Страница 8 из 89
— Монро, познакомься с моими новыми подругами, Грейс и Руби. — Я потянула брата за рукав. — А это Монро.
Я ясно видела недоумение и беспокойство на его лице, когда он рассматривал девушек, особенно Руби.
— Монро, — продолжила я уже умоляющим голосом, — ты не дашь мне еще пару часов? Грейс и Руби хотят сводить меня в магазин.
— Не знаю, Элен, — ответил он.
— Ну пожалуйста!
— Что я скажу отцу?
— Что мне пришлось задержаться на работе.
— Но ты же не на работе.
— Тогда я возьму всю вину на себя.
Монро перевел настороженный взгляд с Руби на Грейс. Он очень серьезно относился к обязанностям старшего брата.
— Пожалуйста, Монро, очень тебя прошу! — Последний раз я так умоляла его, когда мне было лет пять. Тогда у него были кунжутовые конфеты, и мне ужасно хотелось, чтобы он со мной поделился. Он должен был присматривать за мной, и он меня любил. Самое главное: Грейс, похоже, заинтересовала его, на что я и надеялась. Ему точно захочется предстать перед ней в выгодном свете.
— Вы обещаете, что с ней ничего не случится?
— Обещаем!
— Хорошо, тогда договорились, — обратился он снова ко мне. — На этот раз я тебя прикрою. Встретимся здесь через два часа, в семь.
Он сунул руки в карманы брюк и кивнул Грейс.
— Приятно познакомиться. — С этими словами, приподняв плечи, он двинулся туда, откуда пришел.
В справочнике, обнаруженном в телефонной будке, мы нашли адрес ателье для танцоров и едва успели до закрытия. Продавец любезно согласился задержаться. Руби и Грейс помогли мне выбрать темно-синие атласные шорты и белую блузу с длинными рукавами, которые я смогу надеть на просмотр, и две пары танцевальных туфель: одни простые, вторые — для чечетки. Когда я открыла кошелек, их глаза сузились до размера щелочек. Там было столько денег!

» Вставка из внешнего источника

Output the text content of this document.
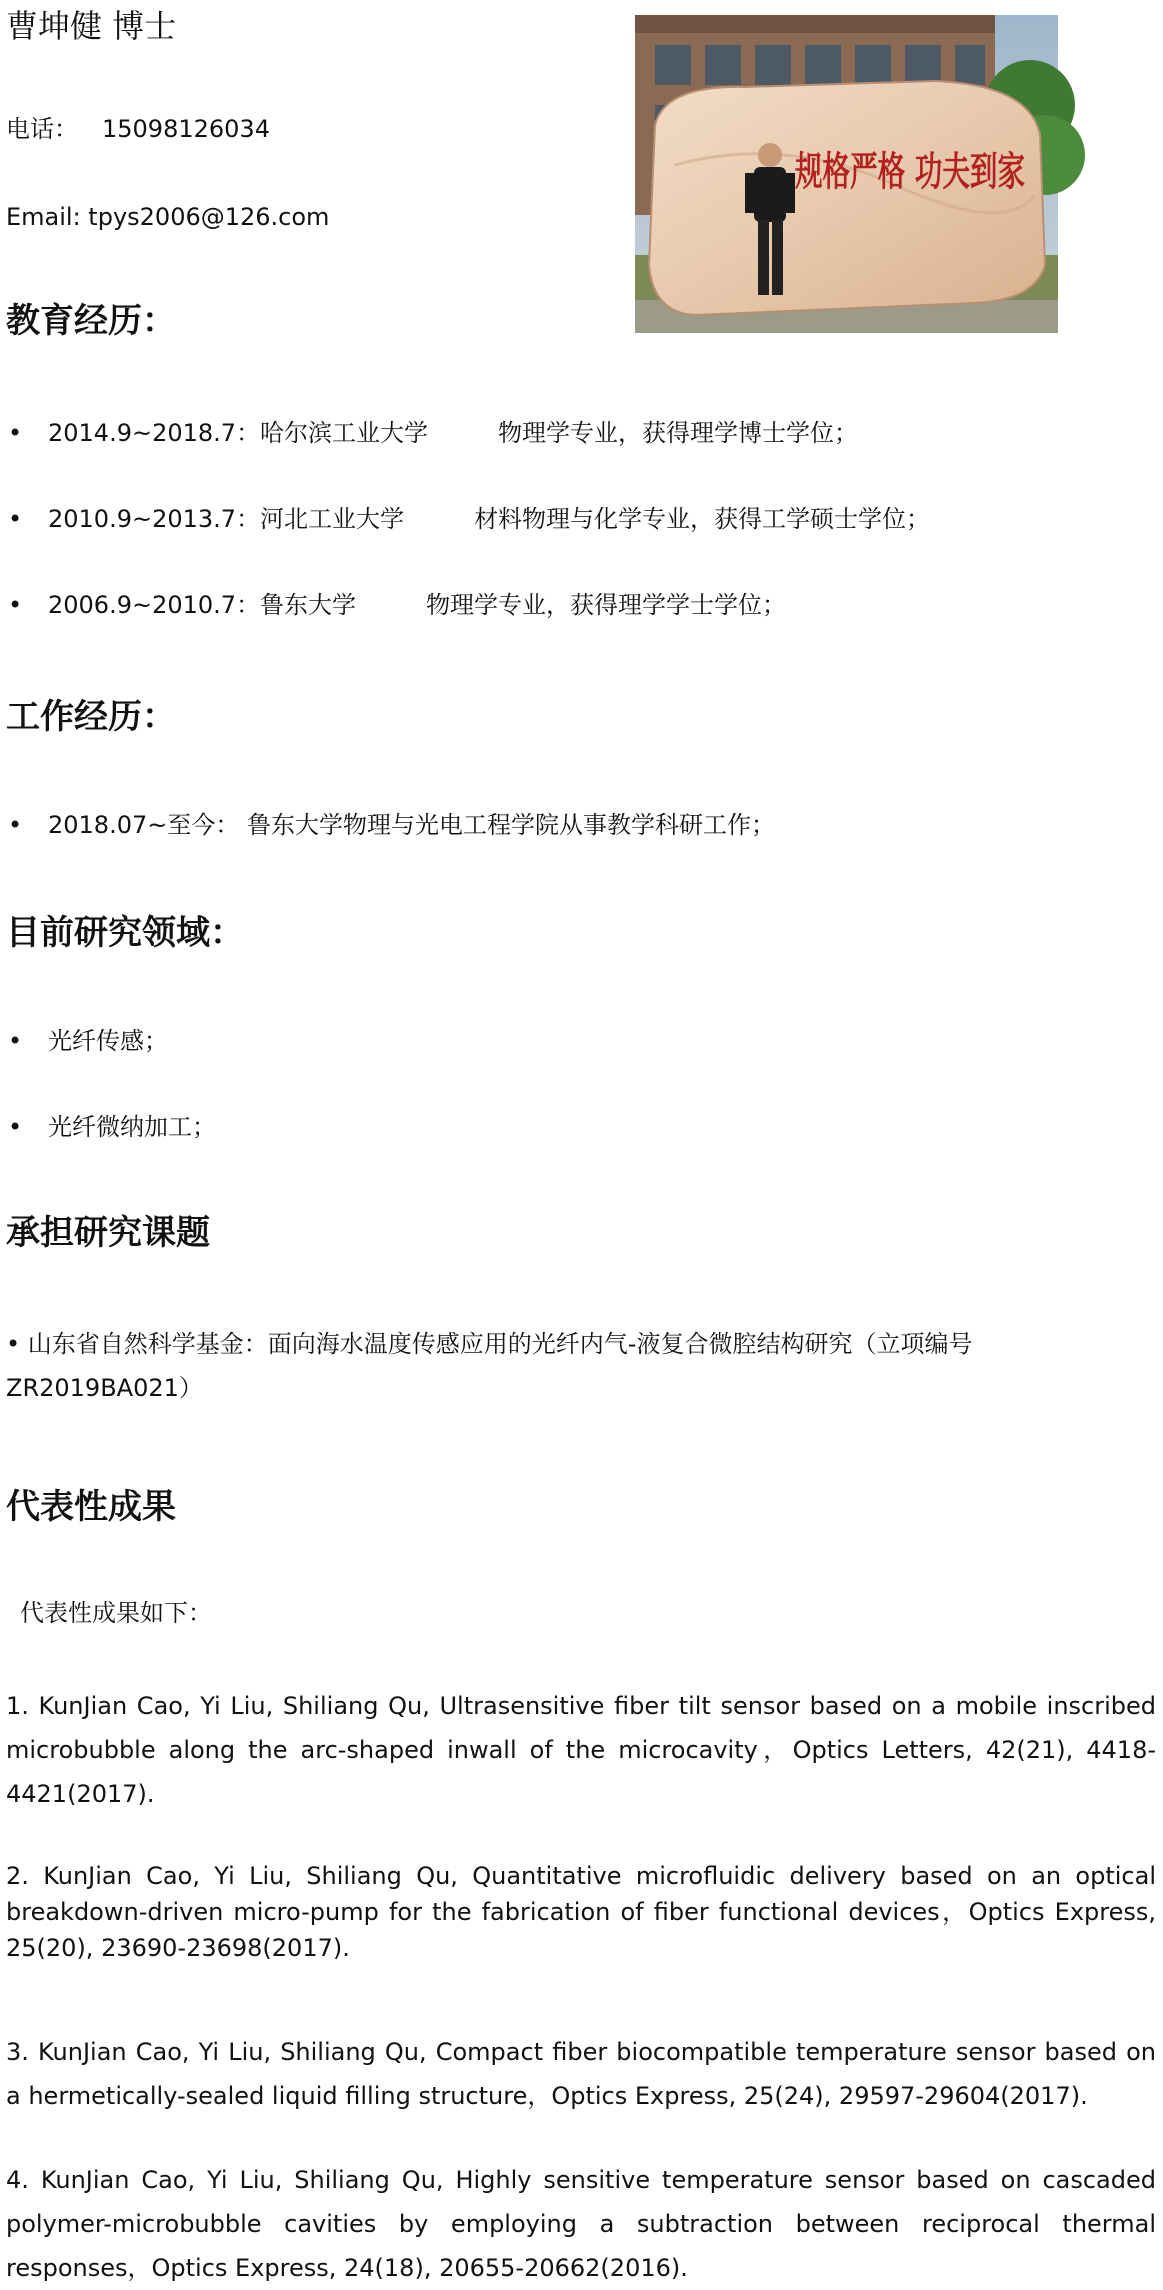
曹坤健 博士
电话： 15098126034
Email: tpys2006@126.com
规格严格 功夫到家
教育经历：
• 2014.9~2018.7：哈尔滨工业大学	物理学专业，获得理学博士学位；
• 2010.9~2013.7：河北工业大学	材料物理与化学专业，获得工学硕士学位；
• 2006.9~2010.7：鲁东大学	物理学专业，获得理学学士学位；
工作经历：
• 2018.07~至今： 鲁东大学物理与光电工程学院从事教学科研工作；
目前研究领域：
• 光纤传感；
• 光纤微纳加工；
承担研究课题
• 山东省自然科学基金：面向海水温度传感应用的光纤内气-液复合微腔结构研究（立项编号 ZR2019BA021）
代表性成果
代表性成果如下：
1. KunJian Cao, Yi Liu, Shiliang Qu, Ultrasensitive fiber tilt sensor based on a mobile inscribed microbubble along the arc-shaped inwall of the microcavity，Optics Letters, 42(21), 4418-4421(2017).
2. KunJian Cao, Yi Liu, Shiliang Qu, Quantitative microfluidic delivery based on an optical breakdown-driven micro-pump for the fabrication of fiber functional devices，Optics Express, 25(20), 23690-23698(2017).
3. KunJian Cao, Yi Liu, Shiliang Qu, Compact fiber biocompatible temperature sensor based on a hermetically-sealed liquid filling structure，Optics Express, 25(24), 29597-29604(2017).
4. KunJian Cao, Yi Liu, Shiliang Qu, Highly sensitive temperature sensor based on cascaded polymer-microbubble cavities by employing a subtraction between reciprocal thermal responses，Optics Express, 24(18), 20655-20662(2016).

— Надеюсь, это будут не напрасные траты, — сказала я, стараясь не обращать на них внимания.
— О, на этот счет можешь не беспокоиться! — Руби, казалось, была заранее убеждена в успехе нашего предприятия. — У нас есть целых два дня, чтобы обучить тебя основам танца.
Я отвела их в лапшичную на Грант-авеню — лучшую в Чайна-тауне. Грейс нервничала и дрожала, точно мышь.
— Что мне заказать? — спросила она.
— Выбирай по своему вкусу. Помни, я угощаю.
Она моргнула.
— Я хочу сказать, я понятия не имею, что это за еда. Я никогда не ела ничего китайского.
— Откуда, говоришь, ты родом? — тут же засомневалась Руби.
— Я не говорила, но я из Плейн-Сити, Огайо, — осторожно ответила Грейс.
— И что, в этой дыре нет своего китайского ресторана? — спросила я.
— Там всего две тысячи жителей, так что, наверное, так и есть.
— Вот это да! — воскликнула Руби.
Я с удивлением покачала головой. В Чайна-тауне Сан-Франциско жило в десять раз больше людей, а вокруг него простирался огромный город.
— А я никогда не была в месте, где нельзя было бы заказать китайской еды.
Спустя некоторое время я снова спросила:
— А разве твоя мать не готовила китайские блюда?
— Нет.
— Невероятно!
Грейс поставила сумку на пол.
— Моя мама говорила, что так делать нельзя, — осуждающе объявила Руби.
— И моя тоже, — согласилась я. — Ты что же, хочешь, чтобы у тебя перестали водиться деньги?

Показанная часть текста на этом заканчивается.